第321章 私はあなたが冬木心のところに行ってほしくない

車は高速道路を走っていた。

北村忠はそのショートメッセージを見て、興奮を抑えられなかった。

彼はもともと座席にだらしなく寄りかかっていたが、今はまっすぐに姿勢を正した。

道明寺華は彼を一瞥した。

北村忠は即座に言った。「道明寺華、Uターンしてくれ」

道明寺華は指示に従わなかった。

北村忠は声を大きくして、「道明寺華、Uターンだ!」

道明寺華はじっと彼を見つめた。

北村忠は再び言った。「道明寺華、戻ろう。ホテルに戻るんだ」

「なぜ?」道明寺華は問い返した。

「木村文俊が海外から帰ってこないから、冬木心の面倒を見てやらないといけないんだ」

道明寺華は唇を強く噛んだ。

ちょうどUターンできる交差点を通り過ぎた。彼女はそのまま通り過ぎた。

北村忠は交差点を見ながら、罵声を吐いた。「通り過ぎたじゃないか」

道明寺華は答えなかった。

その瞬間、むしろスピードが上がった。

「道明寺華、どうしたんだ!」北村忠は彼女に向かって叫び、何か様子がおかしいことに気づいた。

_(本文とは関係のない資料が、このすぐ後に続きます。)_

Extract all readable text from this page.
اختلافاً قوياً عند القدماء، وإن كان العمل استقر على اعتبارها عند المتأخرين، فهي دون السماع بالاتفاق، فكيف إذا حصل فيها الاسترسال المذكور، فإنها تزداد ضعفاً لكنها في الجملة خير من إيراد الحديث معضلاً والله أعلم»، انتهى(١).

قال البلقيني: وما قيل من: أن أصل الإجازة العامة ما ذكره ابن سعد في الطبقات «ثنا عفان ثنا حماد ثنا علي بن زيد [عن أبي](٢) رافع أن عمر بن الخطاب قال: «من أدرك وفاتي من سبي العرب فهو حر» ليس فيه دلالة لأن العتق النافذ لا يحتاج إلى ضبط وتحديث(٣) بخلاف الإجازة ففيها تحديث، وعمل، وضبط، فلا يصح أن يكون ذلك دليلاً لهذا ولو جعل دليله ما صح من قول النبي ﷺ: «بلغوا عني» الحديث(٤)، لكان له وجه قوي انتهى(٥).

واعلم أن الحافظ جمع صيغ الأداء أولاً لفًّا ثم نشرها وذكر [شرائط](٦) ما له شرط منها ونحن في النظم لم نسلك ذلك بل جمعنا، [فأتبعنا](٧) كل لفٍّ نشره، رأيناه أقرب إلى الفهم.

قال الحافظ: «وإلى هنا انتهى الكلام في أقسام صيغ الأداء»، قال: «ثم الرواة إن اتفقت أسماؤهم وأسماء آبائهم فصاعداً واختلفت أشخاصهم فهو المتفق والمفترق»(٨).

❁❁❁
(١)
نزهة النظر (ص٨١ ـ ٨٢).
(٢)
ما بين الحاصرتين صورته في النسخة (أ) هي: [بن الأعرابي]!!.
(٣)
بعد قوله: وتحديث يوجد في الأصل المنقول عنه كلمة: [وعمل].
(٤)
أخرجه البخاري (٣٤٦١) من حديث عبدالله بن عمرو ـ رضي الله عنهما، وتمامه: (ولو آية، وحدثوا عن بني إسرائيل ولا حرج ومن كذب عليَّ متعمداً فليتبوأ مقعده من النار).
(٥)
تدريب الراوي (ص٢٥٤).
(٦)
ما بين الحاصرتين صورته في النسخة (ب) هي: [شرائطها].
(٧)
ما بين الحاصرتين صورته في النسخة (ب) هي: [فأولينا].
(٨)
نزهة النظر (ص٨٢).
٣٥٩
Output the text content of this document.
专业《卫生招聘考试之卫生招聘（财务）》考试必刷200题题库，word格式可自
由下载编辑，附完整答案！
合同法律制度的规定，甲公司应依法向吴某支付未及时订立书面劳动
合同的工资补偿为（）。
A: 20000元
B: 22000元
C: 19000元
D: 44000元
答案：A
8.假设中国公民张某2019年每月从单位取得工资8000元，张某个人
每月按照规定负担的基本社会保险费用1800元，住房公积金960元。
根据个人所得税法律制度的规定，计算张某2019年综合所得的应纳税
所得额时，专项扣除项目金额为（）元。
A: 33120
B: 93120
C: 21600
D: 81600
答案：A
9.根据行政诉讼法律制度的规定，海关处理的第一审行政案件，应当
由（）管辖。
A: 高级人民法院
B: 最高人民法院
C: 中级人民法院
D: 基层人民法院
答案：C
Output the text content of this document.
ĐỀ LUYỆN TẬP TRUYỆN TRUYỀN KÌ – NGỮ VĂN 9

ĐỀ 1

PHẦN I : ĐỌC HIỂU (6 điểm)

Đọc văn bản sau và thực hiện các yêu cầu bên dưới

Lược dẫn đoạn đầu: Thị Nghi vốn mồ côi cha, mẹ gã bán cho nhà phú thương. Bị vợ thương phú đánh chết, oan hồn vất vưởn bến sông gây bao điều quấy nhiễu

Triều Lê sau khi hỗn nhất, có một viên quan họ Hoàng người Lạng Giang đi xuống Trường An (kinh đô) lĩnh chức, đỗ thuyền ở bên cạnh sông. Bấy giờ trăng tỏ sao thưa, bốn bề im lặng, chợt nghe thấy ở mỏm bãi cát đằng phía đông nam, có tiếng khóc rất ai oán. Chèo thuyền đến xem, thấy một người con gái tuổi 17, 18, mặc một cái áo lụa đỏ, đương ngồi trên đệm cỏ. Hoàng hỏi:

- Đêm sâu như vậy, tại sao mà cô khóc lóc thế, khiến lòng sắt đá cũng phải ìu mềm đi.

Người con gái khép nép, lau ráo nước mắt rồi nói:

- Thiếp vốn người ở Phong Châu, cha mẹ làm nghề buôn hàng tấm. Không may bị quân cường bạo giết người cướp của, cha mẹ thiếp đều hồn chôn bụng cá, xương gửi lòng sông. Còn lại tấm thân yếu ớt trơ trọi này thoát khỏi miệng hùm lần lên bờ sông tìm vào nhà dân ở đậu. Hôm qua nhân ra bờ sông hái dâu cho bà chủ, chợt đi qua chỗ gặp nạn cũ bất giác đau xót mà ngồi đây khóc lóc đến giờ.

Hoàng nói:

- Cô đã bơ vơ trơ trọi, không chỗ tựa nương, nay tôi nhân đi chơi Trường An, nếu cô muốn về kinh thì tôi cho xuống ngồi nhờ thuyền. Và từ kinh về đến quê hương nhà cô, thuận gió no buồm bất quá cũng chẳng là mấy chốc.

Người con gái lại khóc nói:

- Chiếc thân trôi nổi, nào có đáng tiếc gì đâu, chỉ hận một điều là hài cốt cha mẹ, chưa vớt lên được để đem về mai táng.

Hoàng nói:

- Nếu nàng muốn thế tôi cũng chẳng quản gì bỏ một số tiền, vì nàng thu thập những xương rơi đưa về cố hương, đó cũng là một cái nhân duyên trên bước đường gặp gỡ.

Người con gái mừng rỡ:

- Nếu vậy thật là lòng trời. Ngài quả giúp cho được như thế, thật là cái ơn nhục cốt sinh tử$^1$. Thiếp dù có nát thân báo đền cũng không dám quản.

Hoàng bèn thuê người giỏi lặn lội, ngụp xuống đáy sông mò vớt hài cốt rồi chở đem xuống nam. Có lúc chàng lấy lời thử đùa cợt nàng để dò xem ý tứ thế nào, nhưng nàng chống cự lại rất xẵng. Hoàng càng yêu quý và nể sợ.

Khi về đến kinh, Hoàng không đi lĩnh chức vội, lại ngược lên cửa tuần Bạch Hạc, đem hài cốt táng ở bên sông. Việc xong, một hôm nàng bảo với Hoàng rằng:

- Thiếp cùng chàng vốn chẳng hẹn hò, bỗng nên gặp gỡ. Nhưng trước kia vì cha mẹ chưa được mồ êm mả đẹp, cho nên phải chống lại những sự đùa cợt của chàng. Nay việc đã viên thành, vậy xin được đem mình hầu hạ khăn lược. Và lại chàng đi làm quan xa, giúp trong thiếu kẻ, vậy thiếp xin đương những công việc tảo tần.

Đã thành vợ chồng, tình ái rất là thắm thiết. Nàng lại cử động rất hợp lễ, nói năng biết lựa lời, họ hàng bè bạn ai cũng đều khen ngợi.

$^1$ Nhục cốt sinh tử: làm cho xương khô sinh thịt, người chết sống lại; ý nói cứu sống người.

道明寺華は黙ったまま、アクセルを踏む足に更に力を込めた。

「道明寺華!」北村忠は完全に道明寺華の異常に気づいた。

彼は急いでドアのハンドルを掴み、道明寺華の無表情な顔を見つめた。

彼女の表情がその時、とても冷たくなっているのが見えた。

車はますます速度を上げていった。

最後には暴走モードになった。

北村忠はハンドルをしっかりと掴み、恐怖を感じながら道明寺華が車を操作するのを見ていた。街路で危険な追い越しを繰り返し、多くの車が驚かされ、交通は混乱し、クラクションの音が鳴り響いていた。

道明寺華も自分でなぜなのか分からなかったが、突然止まれなくなっていた。

彼女の心は重く押しつぶされそうだった。

何を抑圧しているのか分からないが、ただ発散したかった。

ただ...北村忠に戻って欲しくなかった。

「道明寺華、ブレーキを!」北村忠は目の前から迫ってくるSUVを見て、その瞬間衝突すると思った。

道明寺華は急ハンドルを切り、見事に正面のSUVとの衝突を避け、ドリフトを決めて後ろの車も避けた。何度か回避行動を取った後、急ブレーキを踏み、車を路肩にきっちりと停車させた。

北村忠はその瞬間、完全に呆然としていた。

しかし、道明寺華の今の運転テクニックに本当に驚かされた。